La amargura consumía su vida en una eterna desesperación y terror. Nunca se había creído capaz de ver exhalar el último aliento a una persona; pero a esas alturas no había visto a una, sino a tres personas cómo la vida le era arrancada, sin piedad, de sus manos. Se resguardaba en los llantos, el "por qué" y el "ojalá". No era capaz de asumir lo que el universo había estado guardándole veintitrés años a traición.

Hasta que, un día, el móvil suena por primera vez en meses. "Hermano" es el nombre que aparecía en la pantalla; mientras The Final Countdown sonaba como tono de alerta y Francisco se acercaba amargamente a contestar a la llamada.

–¿Si, hermano?– dijo con una sensación de remordimiento.
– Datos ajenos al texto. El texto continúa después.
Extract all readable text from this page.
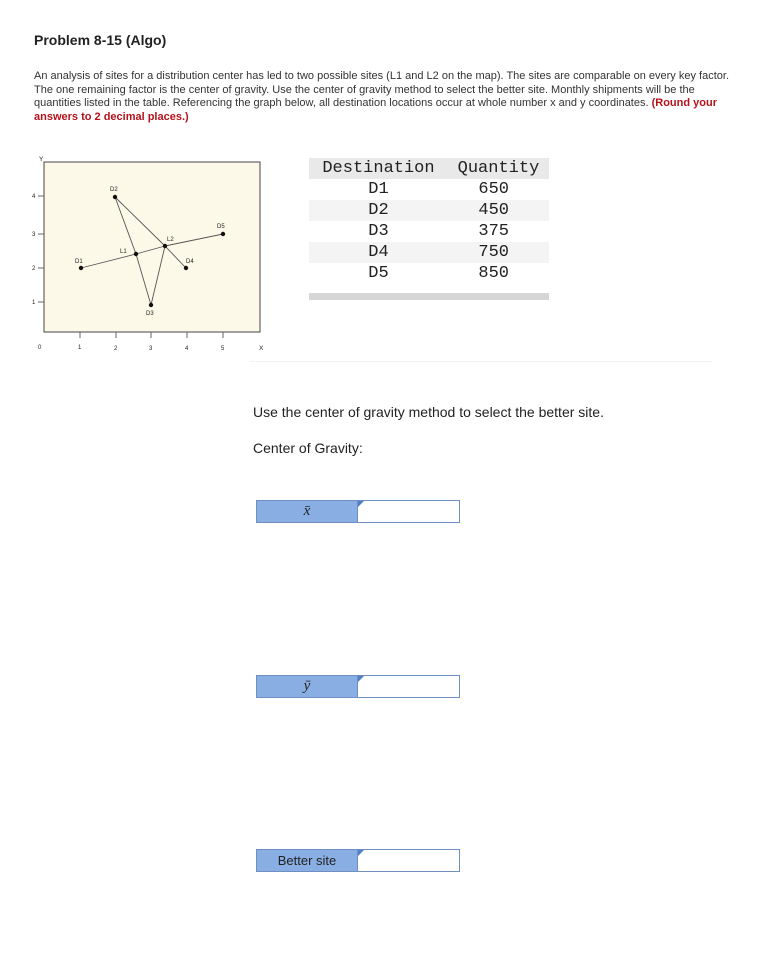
Problem 8-15 (Algo)
An analysis of sites for a distribution center has led to two possible sites (L1 and L2 on the map). The sites are comparable on every key factor. The one remaining factor is the center of gravity. Use the center of gravity method to select the better site. Monthly shipments will be the quantities listed in the table. Referencing the graph below, all destination locations occur at whole number x and y coordinates. (Round your answers to 2 decimal places.)
Y
X
4
3
2
1
0	1	2	3	4	5
D1
D2
D3
D4
D5
L1
L2
Destination	Quantity
D1	650
D2	450
D3	375
D4	750
D5	850
Use the center of gravity method to select the better site.
Center of Gravity:
x̄
ȳ
Better site
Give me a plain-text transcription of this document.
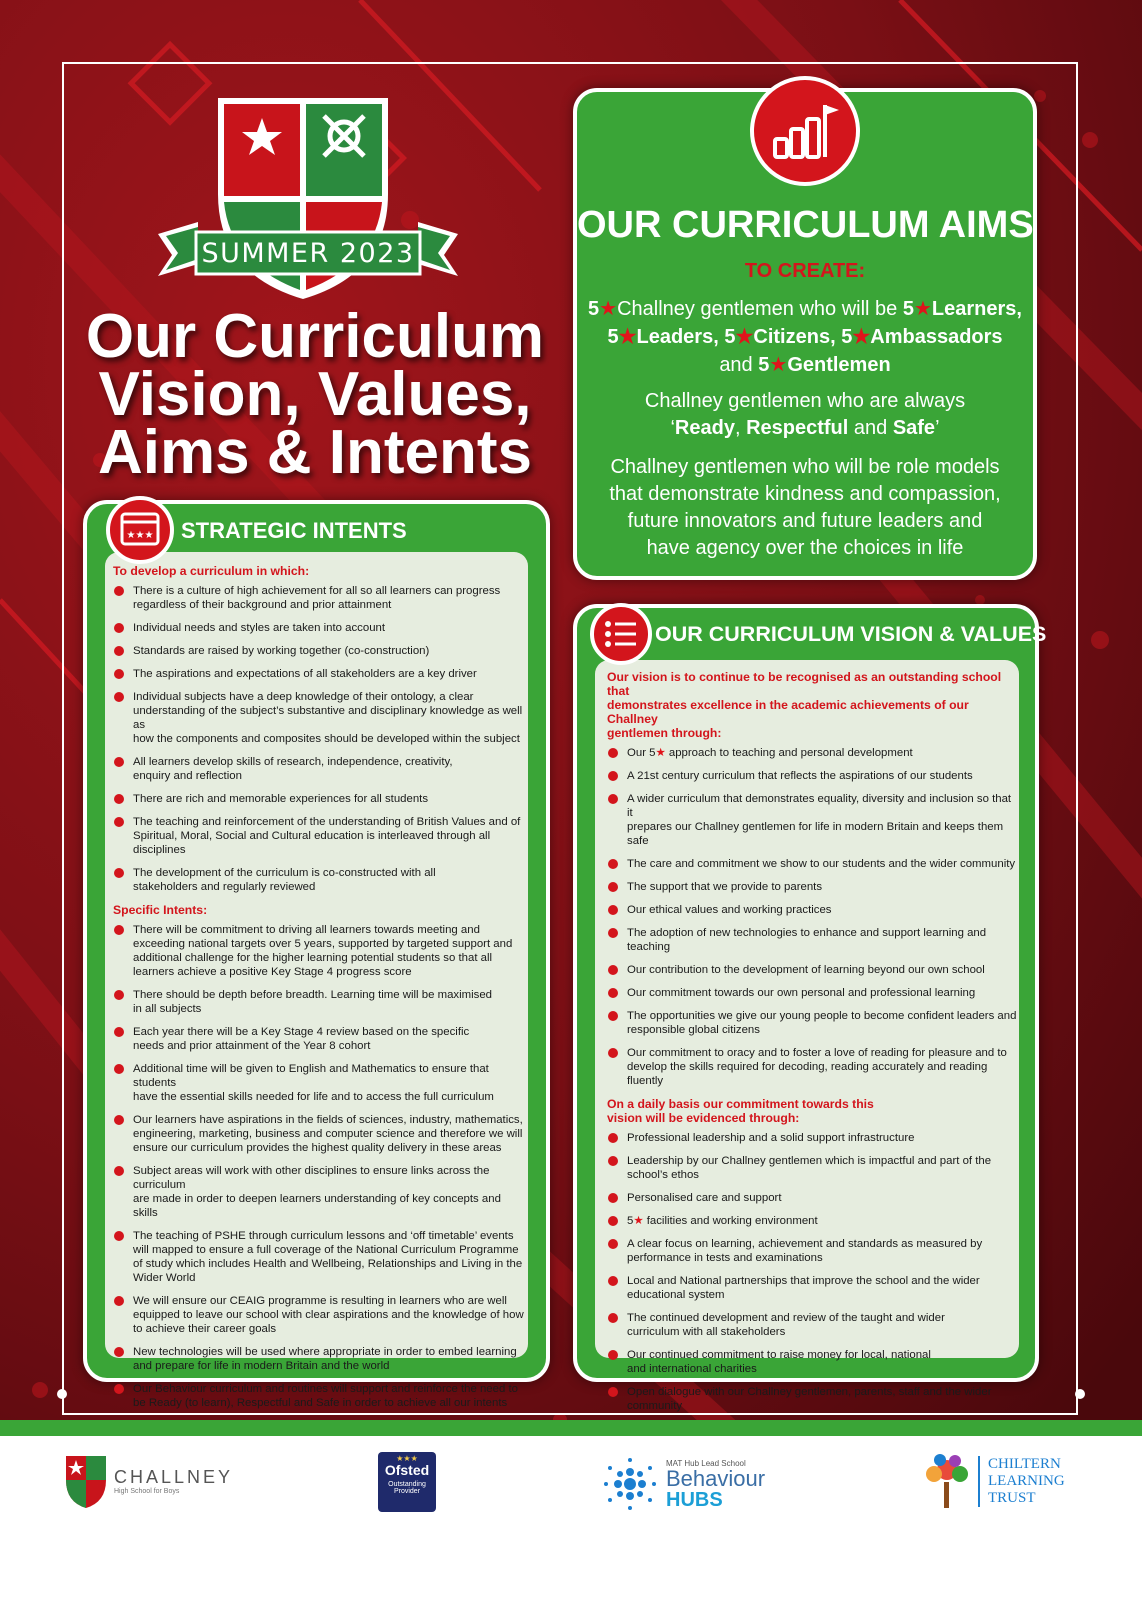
SUMMER 2023
Our Curriculum
Vision, Values,
Aims & Intents
OUR CURRICULUM AIMS
TO CREATE:
5★Challney gentlemen who will be 5★Learners,
5★Leaders, 5★Citizens, 5★Ambassadors
and 5★Gentlemen
Challney gentlemen who are always
‘Ready, Respectful and Safe’
Challney gentlemen who will be role models
that demonstrate kindness and compassion,
future innovators and future leaders and
have agency over the choices in life
STRATEGIC INTENTS
To develop a curriculum in which:
There is a culture of high achievement for all so all learners can progress
regardless of their background and prior attainment
Individual needs and styles are taken into account
Standards are raised by working together (co-construction)
The aspirations and expectations of all stakeholders are a key driver
Individual subjects have a deep knowledge of their ontology, a clear
understanding of the subject’s substantive and disciplinary knowledge as well as
how the components and composites should be developed within the subject
All learners develop skills of research, independence, creativity,
enquiry and reflection
There are rich and memorable experiences for all students
The teaching and reinforcement of the understanding of British Values and of
Spiritual, Moral, Social and Cultural education is interleaved through all disciplines
The development of the curriculum is co-constructed with all
stakeholders and regularly reviewed
Specific Intents:
There will be commitment to driving all learners towards meeting and
exceeding national targets over 5 years, supported by targeted support and
additional challenge for the higher learning potential students so that all
learners achieve a positive Key Stage 4 progress score
There should be depth before breadth. Learning time will be maximised
in all subjects
Each year there will be a Key Stage 4 review based on the specific
needs and prior attainment of the Year 8 cohort
Additional time will be given to English and Mathematics to ensure that students
have the essential skills needed for life and to access the full curriculum
Our learners have aspirations in the fields of sciences, industry, mathematics,
engineering, marketing, business and computer science and therefore we will
ensure our curriculum provides the highest quality delivery in these areas
Subject areas will work with other disciplines to ensure links across the curriculum
are made in order to deepen learners understanding of key concepts and skills
The teaching of PSHE through curriculum lessons and ‘off timetable’ events
will mapped to ensure a full coverage of the National Curriculum Programme
of study which includes Health and Wellbeing, Relationships and Living in the
Wider World
We will ensure our CEAIG programme is resulting in learners who are well
equipped to leave our school with clear aspirations and the knowledge of how
to achieve their career goals
New technologies will be used where appropriate in order to embed learning
and prepare for life in modern Britain and the world
Our Behaviour curriculum and routines will support and reinforce the need to
be Ready (to learn), Respectful and Safe in order to achieve all our intents
★★★
OUR CURRICULUM VISION & VALUES
Our vision is to continue to be recognised as an outstanding school that
demonstrates excellence in the academic achievements of our Challney
gentlemen through:
Our 5★ approach to teaching and personal development
A 21st century curriculum that reflects the aspirations of our students
A wider curriculum that demonstrates equality, diversity and inclusion so that it
prepares our Challney gentlemen for life in modern Britain and keeps them safe
The care and commitment we show to our students and the wider community
The support that we provide to parents
Our ethical values and working practices
The adoption of new technologies to enhance and support learning and teaching
Our contribution to the development of learning beyond our own school
Our commitment towards our own personal and professional learning
The opportunities we give our young people to become confident leaders and
responsible global citizens
Our commitment to oracy and to foster a love of reading for pleasure and to
develop the skills required for decoding, reading accurately and reading fluently
On a daily basis our commitment towards this
vision will be evidenced through:
Professional leadership and a solid support infrastructure
Leadership by our Challney gentlemen which is impactful and part of the
school’s ethos
Personalised care and support
5★ facilities and working environment
A clear focus on learning, achievement and standards as measured by
performance in tests and examinations
Local and National partnerships that improve the school and the wider
educational system
The continued development and review of the taught and wider
curriculum with all stakeholders
Our continued commitment to raise money for local, national
and international charities
Open dialogue with our Challney gentlemen, parents, staff and the wider community
CHALLNEY
High School for Boys
★★★
Ofsted
Outstanding
Provider
MAT Hub Lead School
Behaviour
HUBS
CHILTERN
LEARNING
TRUST
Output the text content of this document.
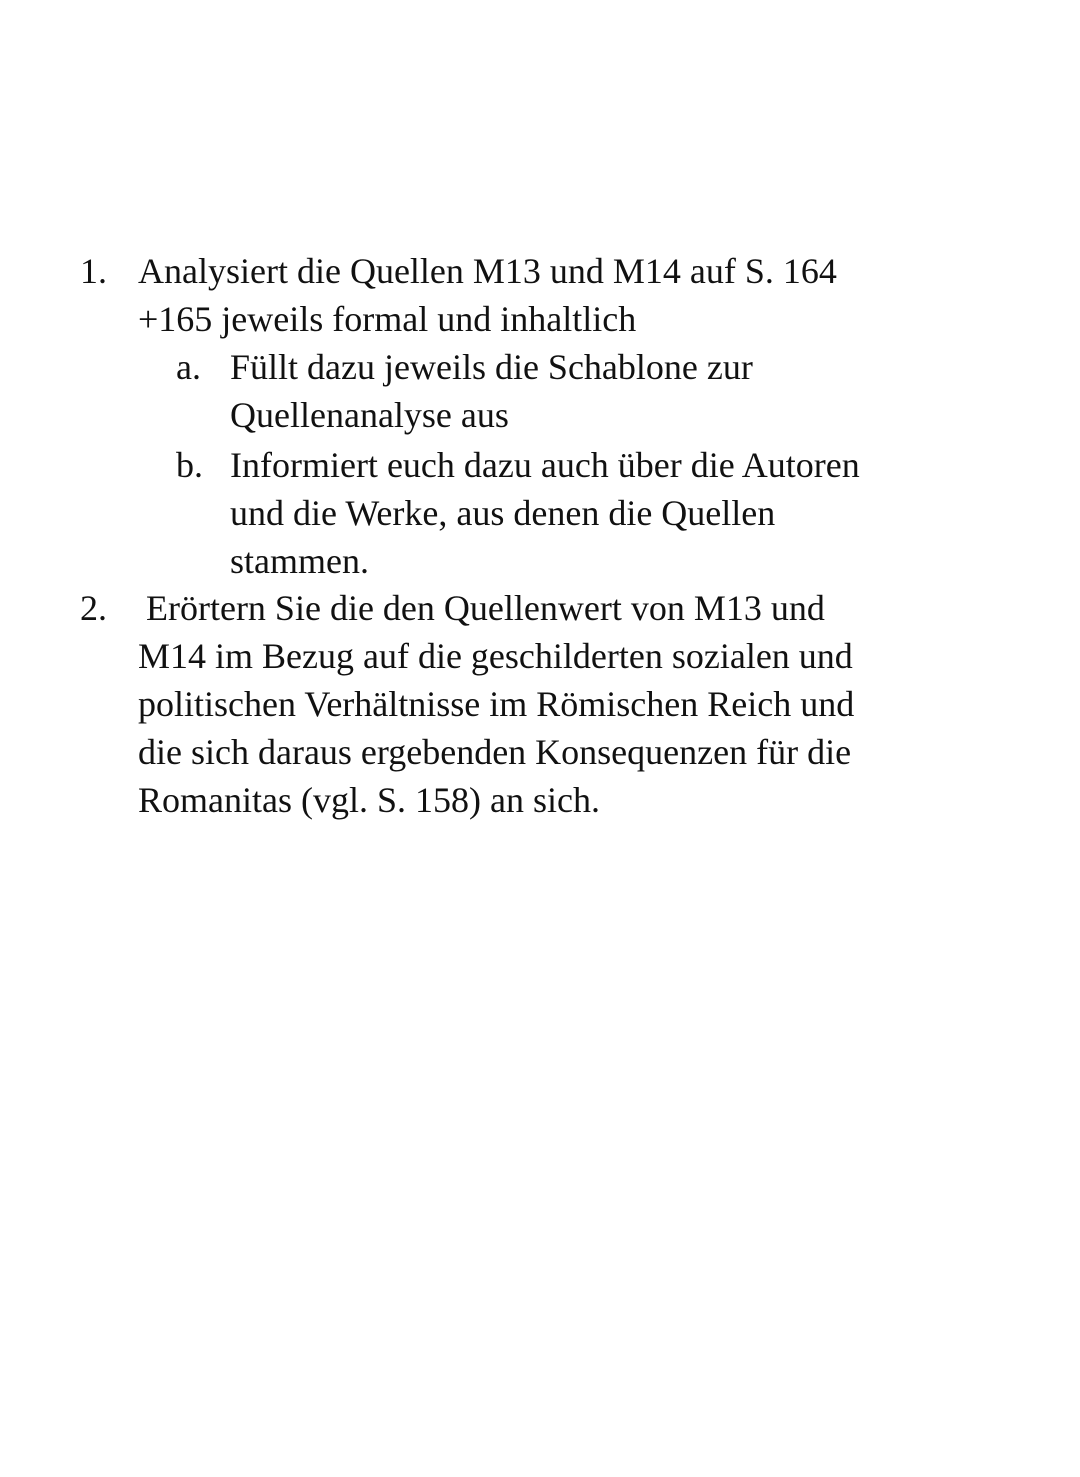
1. Analysiert die Quellen M13 und M14 auf S. 164
+165 jeweils formal und inhaltlich
a. Füllt dazu jeweils die Schablone zur
Quellenanalyse aus
b. Informiert euch dazu auch über die Autoren
und die Werke, aus denen die Quellen
stammen.
2. Erörtern Sie die den Quellenwert von M13 und
M14 im Bezug auf die geschilderten sozialen und
politischen Verhältnisse im Römischen Reich und
die sich daraus ergebenden Konsequenzen für die
Romanitas (vgl. S. 158) an sich.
–Quería ver como andas. No me paso por tu casa desde el... accidente.

Los ojos del chico se empaparon de lágrimas, mientras murmuraba algo inaudible con un hilito de voz. Su hermano musitó algo del otro lado de la línea, en señal de entendimiento.

Y, tras una larga e incómoda pausa en la que ninguno de los dos hermanos se atrevió a decir nada, se oyó débilmente una oración:

–Bueno... Veo que estás tan afectado como yo. Pero, si no es molestia, hoy me gustaría pasarme por tu casa, para ver cómo vas, y... Ya entiendes.

–[...]

–Vale– dijo amargamente–. Allí nos vemos.

Y, sin más que añadir, la comunicación se cortó; dejando a Francisco con alguna que otra palabra en la boca que no había sido capaz de pronunciar, un gran peso en el estómago y, por primera vez en meses una sensación de alegría convertida en calor que le recorrió todo el cuerpo.